Cold case of missing ex-Director of Lee Commuter Services again dismissed

Cold case of missing ex-Director of Lee Commuter Services again dismissed

Courtesy of Rene Bohmer

Charges for the murder of a former Lee Resident Director, who went missing almost nine years ago, have been dropped for a second time.

Donnie Brantley, the husband of Marsha Brantley, was accused of killing his wife and was set to be put on trial Feb. 5. However, moments before the trial was set to begin, the charges against him were dropped, and the case was dismissed once more.

Marsha Brantley served as a Resident Director for several years before taking her last position as Director of Commuter Services at Lee University. Brantley, 51 years old at the time, was reported missing by her neighbors nearly a decade ago in November of 2009. She hadn't been seen since June of that year. Neither witnesses nor a crime scene has been found, and her body was never located.

According to the Chattanooga Times Free Press, Brantley gave several different accounts of where his wife was, varying from a trip out West to a decision to separate. Eventually, Marsha Brantley's hairdresser reported her missing to the police.

Despite the lack of clear evidence, Brantley’s case had been updated from missing person to homicide. Her case was being handled by a cold case unit as investigators believed Brantley to be dead.

Donnie Brantley has been a person of interest in the disappearance of his wife since 2011, the Times Free Press previously reported. In 2013, Brantley was charged with first-degree murder of his wife. However, the charges were dropped against him for the first time in 2014 due to lack of evidence.

Brantley still remained a main suspect in the disappearance of his wife, according to investigators and Marsha Brantley’s remaining family.

Brantley was later charged for first-degree murder of his wife for the second time in 2016.

10th District Attorney General Steve Crump released a statement regarding the decision to charge Brantley once again for the murder of his wife.

“It is our belief, and the grand jury found, that between the first day of May 2009, and the 31st of May 2009, that he committed the act that led to her death,” Crump said. “And that act was done in a premeditated and deliberate fashion.”

On a public Facebook page dedicated to posting updates on Marsha Brantley’s case, Brantley’s aunt, Medra Rader Justis, said she hoped for justice in the retrial of Donnie Brantley.

“Please pray that justice will be served,” Justis wrote. “I have faith that Donnie will be found guilty but whatever the outcome that the truth will come forth. My desire is to find Marsha and put her to rest.”

The second trial was set for Feb. 5 of this year but was dismissed under circumstances similar to the 2014 dismissal, for lack of incriminating evidence against Brantley.
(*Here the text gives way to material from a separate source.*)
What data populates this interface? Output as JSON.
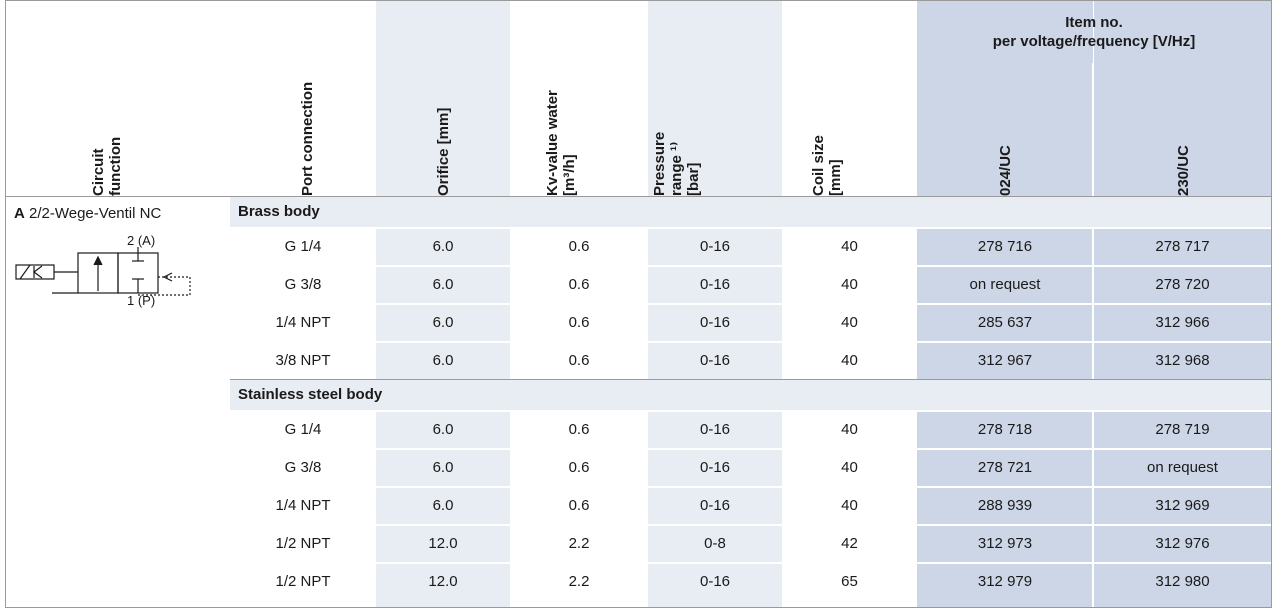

Criminal Court Judge Andrew Freiberg filed the motion to drop the charges against Brantley “without prejudice” as he could possibly be charged again in the future.

To the dismay of friends and family, the case has been put on hold for the time being. Many took to the public Facebook page to share condolences following the news of the dismissal.

“We are very disappointed that this happened,” Justis wrote, “but have been assured that this isn't the end.”

Though much is still unclear surrounding the disappearance of Brantley, the legacy she left behind in her community is clear—especially to those that worked alongside her.

Director of Faculty Development Dr. Carolyn Dirksen said Brantley was well-loved on campus and was very involved in student life.

“She was a very excellent, young administrator,” Dirksen said. “She was working her way up in student life. She was very creative—that’s why she was able to get this startup job in commuter services.”

With her ardent love for writing, Brantley was described by many people as a creative. She kept a blog called “Magpie’s Nest,” which she updated frequently with details of her life. And she took on her role as Director of Commuter Services with the same passion and efficiency, with the goal of making students who commuted to Lee feel more integrated in campus life.

Brantley would now be 59 years old, according to the National Missing and Unidentified Persons System database.

“She was a wonderful woman,” Dirksen said. “She was very warm and the students all liked her.”